(Reposted from the Technology for Communities blog)
Starting June 23rd for a couple of weeks, John Smith, Etienne Wenger and I will be part of a discussion about Digital Habitats on The Well’s Inkwell.Vue conference. Inkwell is a cool, public facing bit of the well (the rest is paid membership) that gives folks a chance to have an asynchronous conversation with book authors from or associated with the Well. We invite you to join into the conversation.
For those not familiar with the Well, it is one of the original and most enduring online communities. (I host the Virtual Communities conference there with Jon Lebkowsky!)

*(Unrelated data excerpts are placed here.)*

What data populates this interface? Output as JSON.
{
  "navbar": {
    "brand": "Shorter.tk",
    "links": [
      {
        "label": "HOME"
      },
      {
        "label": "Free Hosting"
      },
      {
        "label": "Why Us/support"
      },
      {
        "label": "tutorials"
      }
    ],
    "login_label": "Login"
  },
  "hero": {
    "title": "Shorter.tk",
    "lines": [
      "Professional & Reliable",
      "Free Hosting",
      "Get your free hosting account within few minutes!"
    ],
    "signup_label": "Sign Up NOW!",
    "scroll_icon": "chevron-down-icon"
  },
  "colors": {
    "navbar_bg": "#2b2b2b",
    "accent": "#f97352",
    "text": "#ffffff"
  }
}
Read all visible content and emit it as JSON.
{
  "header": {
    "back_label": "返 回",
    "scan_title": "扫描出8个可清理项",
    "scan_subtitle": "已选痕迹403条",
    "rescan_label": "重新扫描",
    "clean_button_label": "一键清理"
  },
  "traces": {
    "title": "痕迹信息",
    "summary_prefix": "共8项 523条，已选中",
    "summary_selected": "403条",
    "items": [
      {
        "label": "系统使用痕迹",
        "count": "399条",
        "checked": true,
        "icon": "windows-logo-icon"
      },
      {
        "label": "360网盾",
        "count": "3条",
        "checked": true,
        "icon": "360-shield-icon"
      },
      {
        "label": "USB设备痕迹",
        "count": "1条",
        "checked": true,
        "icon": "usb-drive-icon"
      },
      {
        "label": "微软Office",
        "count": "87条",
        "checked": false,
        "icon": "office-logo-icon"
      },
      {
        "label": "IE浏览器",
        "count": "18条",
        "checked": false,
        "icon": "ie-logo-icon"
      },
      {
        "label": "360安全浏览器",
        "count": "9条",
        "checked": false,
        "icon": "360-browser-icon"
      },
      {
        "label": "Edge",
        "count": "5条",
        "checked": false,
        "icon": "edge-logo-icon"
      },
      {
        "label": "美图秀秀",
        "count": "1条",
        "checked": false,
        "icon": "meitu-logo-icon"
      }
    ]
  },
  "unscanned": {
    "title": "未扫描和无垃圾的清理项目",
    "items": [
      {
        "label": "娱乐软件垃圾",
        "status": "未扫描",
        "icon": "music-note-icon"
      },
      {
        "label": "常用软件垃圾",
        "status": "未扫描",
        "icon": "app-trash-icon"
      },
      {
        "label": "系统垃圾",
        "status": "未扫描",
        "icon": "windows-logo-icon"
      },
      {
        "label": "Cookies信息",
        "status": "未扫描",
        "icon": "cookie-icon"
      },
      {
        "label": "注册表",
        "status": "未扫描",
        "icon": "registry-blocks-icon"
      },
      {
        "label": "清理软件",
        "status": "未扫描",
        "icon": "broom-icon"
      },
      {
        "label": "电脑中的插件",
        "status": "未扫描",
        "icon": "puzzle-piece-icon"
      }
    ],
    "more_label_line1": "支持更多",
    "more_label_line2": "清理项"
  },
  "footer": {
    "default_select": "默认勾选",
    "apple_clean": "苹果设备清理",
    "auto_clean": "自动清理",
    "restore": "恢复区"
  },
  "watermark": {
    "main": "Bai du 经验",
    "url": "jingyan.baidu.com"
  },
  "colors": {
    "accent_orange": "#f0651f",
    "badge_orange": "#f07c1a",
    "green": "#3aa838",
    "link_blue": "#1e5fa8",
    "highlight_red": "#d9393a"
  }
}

Inkwell is a great example of a “public facing space” for a private communities which is reflected in Digital Habitats chapter six as the “context” orientation. It gives outsiders a taste of the Well, which may invite them in, and it gives the Well a way to add value out to the world. Plus a few Well member volunteers get free review copies and encouragement to help stimulate the conversation, along with one or two designated conversation hosts. There have been some amazing conversations in Inkwell over the years, and it is now a Well tradition.
In preparation for the two weeks, the three of us thought it might be fun to record a short conversation to introduce ourselves. This is not what usually happens on Inkwell.vue, so we’ll see how it goes.
Some of the questions we raised and which might be fodder for the Inkwell conversation include:
- Do you recognize yourself as a technology steward?
- And if you recognize yourself in the role, does it make a difference in practice? Are there consequences in terms of relationships, labels, or intentions that change as a result?
- In your community do you see the tech steward role as more individual or more distributed across community members? What are the consequences?
- What can we learn from long-lived communities like The Well?
- How do technology stewardship practices vary across different socialcontexts?